When Melpomene noticed me standing there, she said “They didn’t have tails, remember? The cowardly lion had to hide his tail. So they couldn’t have been flying monkeys.”

“Maybe they were apes. Apes don’t have tails.” I said. I scarcely remembered what she was talking about, but I guess she knew I was screwing with her. But she had already turned back to MouthBreather. I moved on.

I found HippyChick lying in the back seat of her pickup truck, in a bad state.

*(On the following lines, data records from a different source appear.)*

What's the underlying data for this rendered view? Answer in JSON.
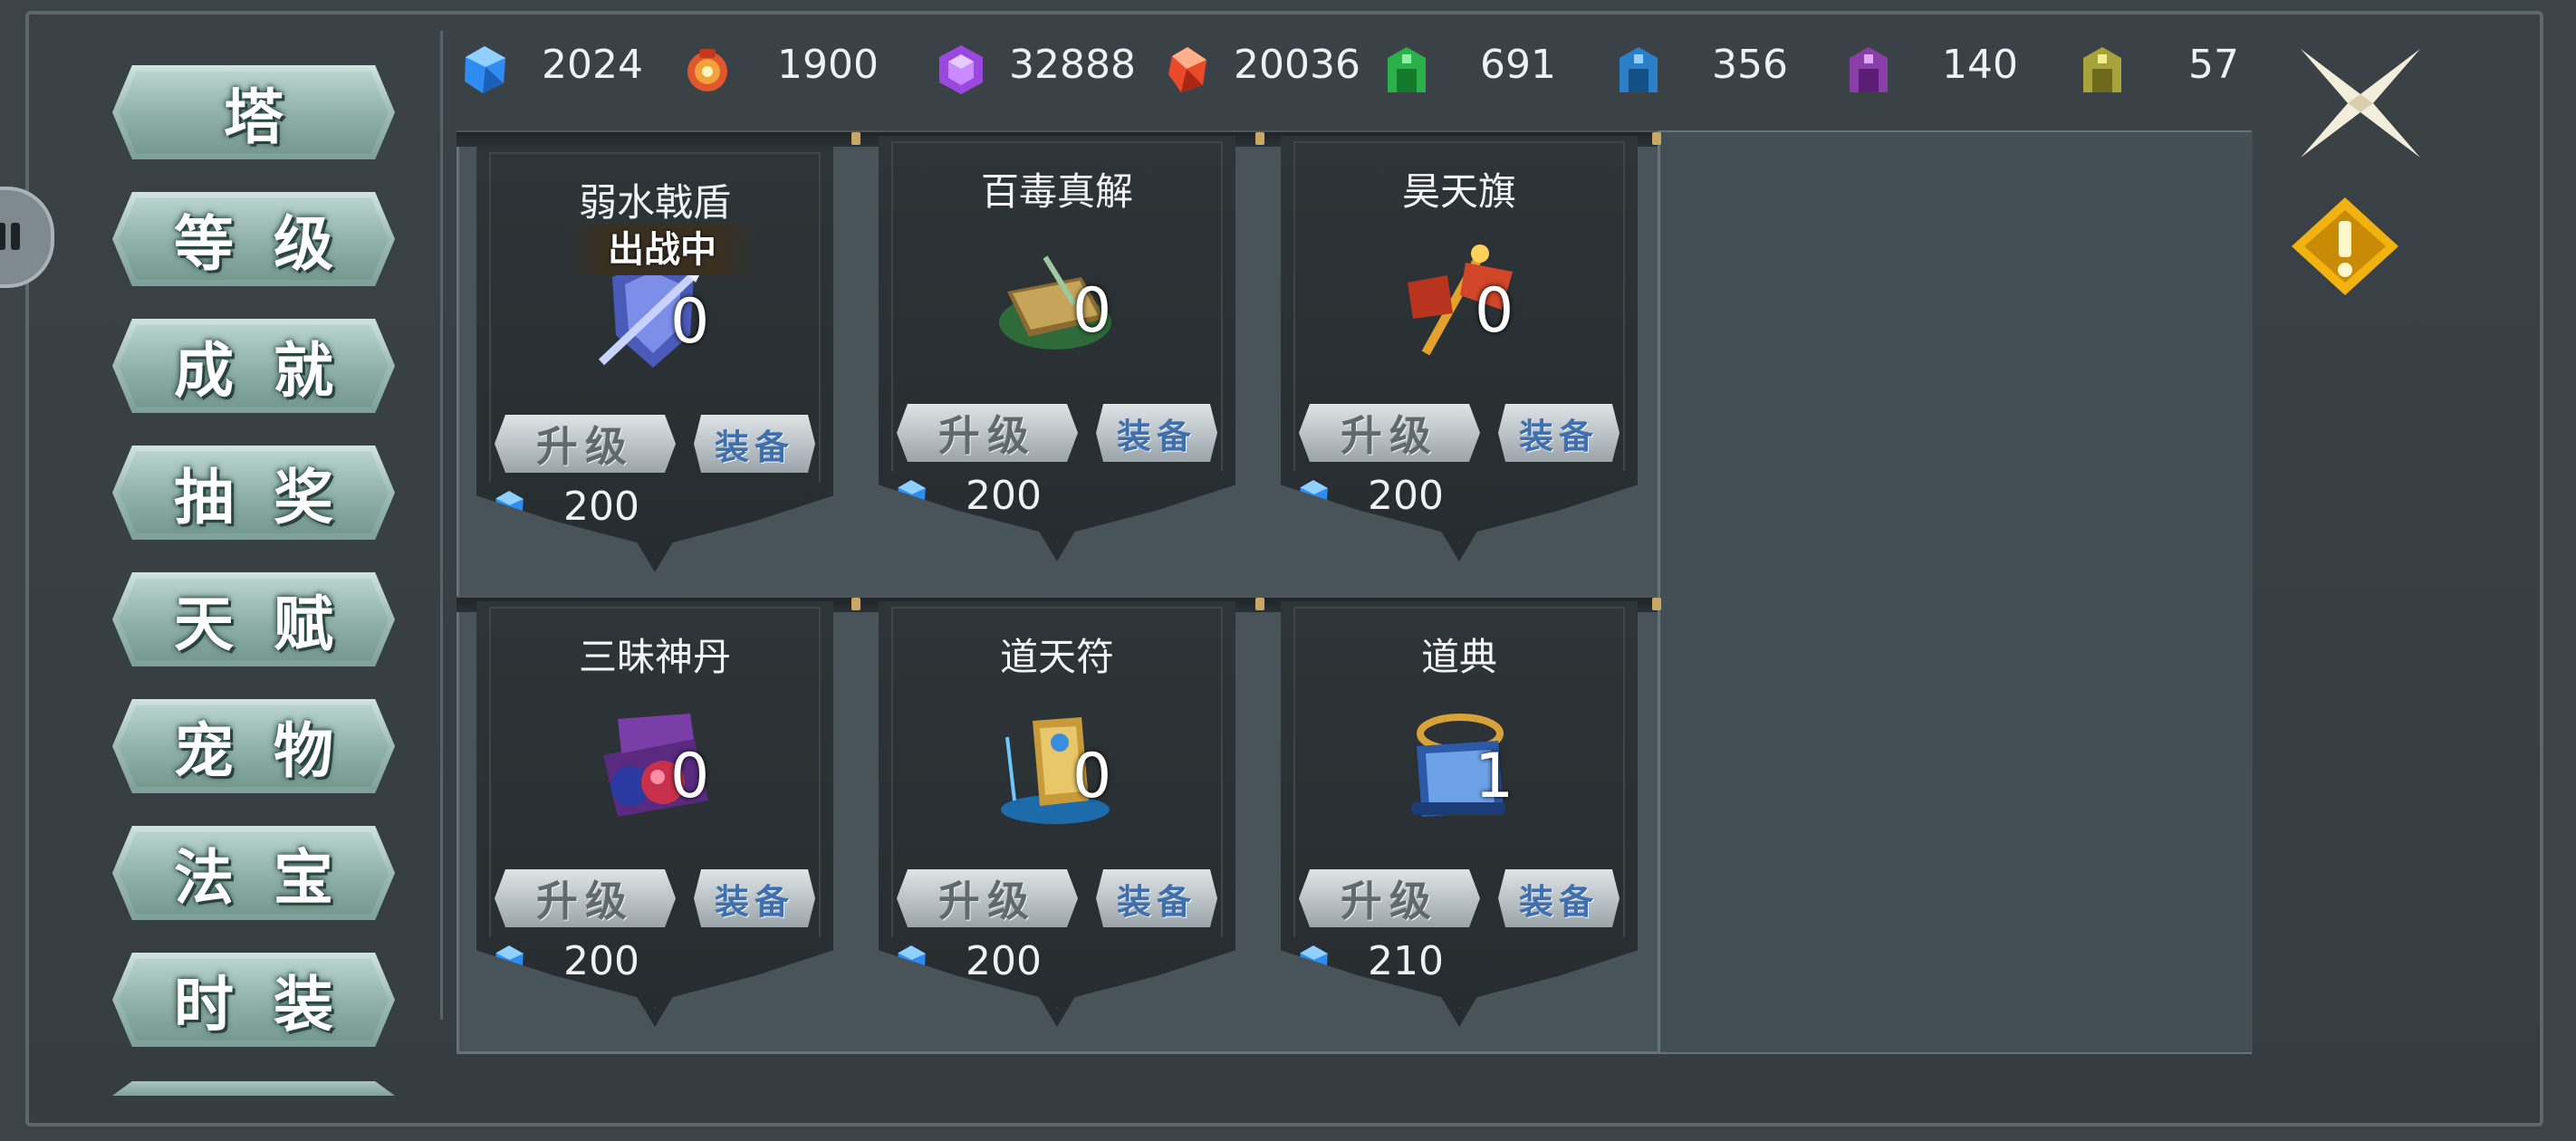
{
  "currencies": [
    {
      "icon": "blue-gem-icon",
      "value": "2024"
    },
    {
      "icon": "red-pouch-icon",
      "value": "1900"
    },
    {
      "icon": "purple-gem-icon",
      "value": "32888"
    },
    {
      "icon": "red-gem-icon",
      "value": "20036"
    },
    {
      "icon": "green-key-icon",
      "value": "691"
    },
    {
      "icon": "blue-key-icon",
      "value": "356"
    },
    {
      "icon": "purple-key-icon",
      "value": "140"
    },
    {
      "icon": "yellow-key-icon",
      "value": "57"
    }
  ],
  "side_menu": [
    {
      "id": "tower",
      "label": "塔"
    },
    {
      "id": "level",
      "label": "等级"
    },
    {
      "id": "achievement",
      "label": "成就"
    },
    {
      "id": "lottery",
      "label": "抽奖"
    },
    {
      "id": "talent",
      "label": "天赋"
    },
    {
      "id": "pet",
      "label": "宠物"
    },
    {
      "id": "treasure",
      "label": "法宝"
    },
    {
      "id": "fashion",
      "label": "时装"
    }
  ],
  "cards": [
    {
      "name": "弱水戟盾",
      "badge": "出战中",
      "count": "0",
      "upgrade": "升级",
      "equip": "装备",
      "cost": "200",
      "icon": "halberd-shield-icon"
    },
    {
      "name": "百毒真解",
      "badge": "",
      "count": "0",
      "upgrade": "升级",
      "equip": "装备",
      "cost": "200",
      "icon": "poison-book-icon"
    },
    {
      "name": "昊天旗",
      "badge": "",
      "count": "0",
      "upgrade": "升级",
      "equip": "装备",
      "cost": "200",
      "icon": "sky-flag-icon"
    },
    {
      "name": "三昧神丹",
      "badge": "",
      "count": "0",
      "upgrade": "升级",
      "equip": "装备",
      "cost": "200",
      "icon": "pill-box-icon"
    },
    {
      "name": "道天符",
      "badge": "",
      "count": "0",
      "upgrade": "升级",
      "equip": "装备",
      "cost": "200",
      "icon": "talisman-icon"
    },
    {
      "name": "道典",
      "badge": "",
      "count": "1",
      "upgrade": "升级",
      "equip": "装备",
      "cost": "210",
      "icon": "scripture-scroll-icon"
    }
  ],
  "colors": {
    "accent_gold": "#f2b20f",
    "menu_teal": "#9fbcb6",
    "cost_blue": "#3fa8ff"
  }
}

“The bastard bought the farm, then?” She coughed up some blood. “Thank you, Zenia.”

“It is you who I thank. You have honored your mother, and your friends.”

“I want you to bury me under the willow tree by the wash, at my ranch. Not the cottonwood, the willow, facing the shrine to Kuan Shi Yin.” She closed her eyes and lay still. Her friends were pinned to the earth in despair, weeping.

I laughed. “It would prove too difficult for me to bury you - you have too much of Gaia’s fire in you to be buried without a struggle. Let us rather repair what is broken.” I poured out every dram of healing I could muster, mending bones, ligaments and the intricate net of capillaries weaving through her body.

When I was done, I kissed her forehead, and let her rest.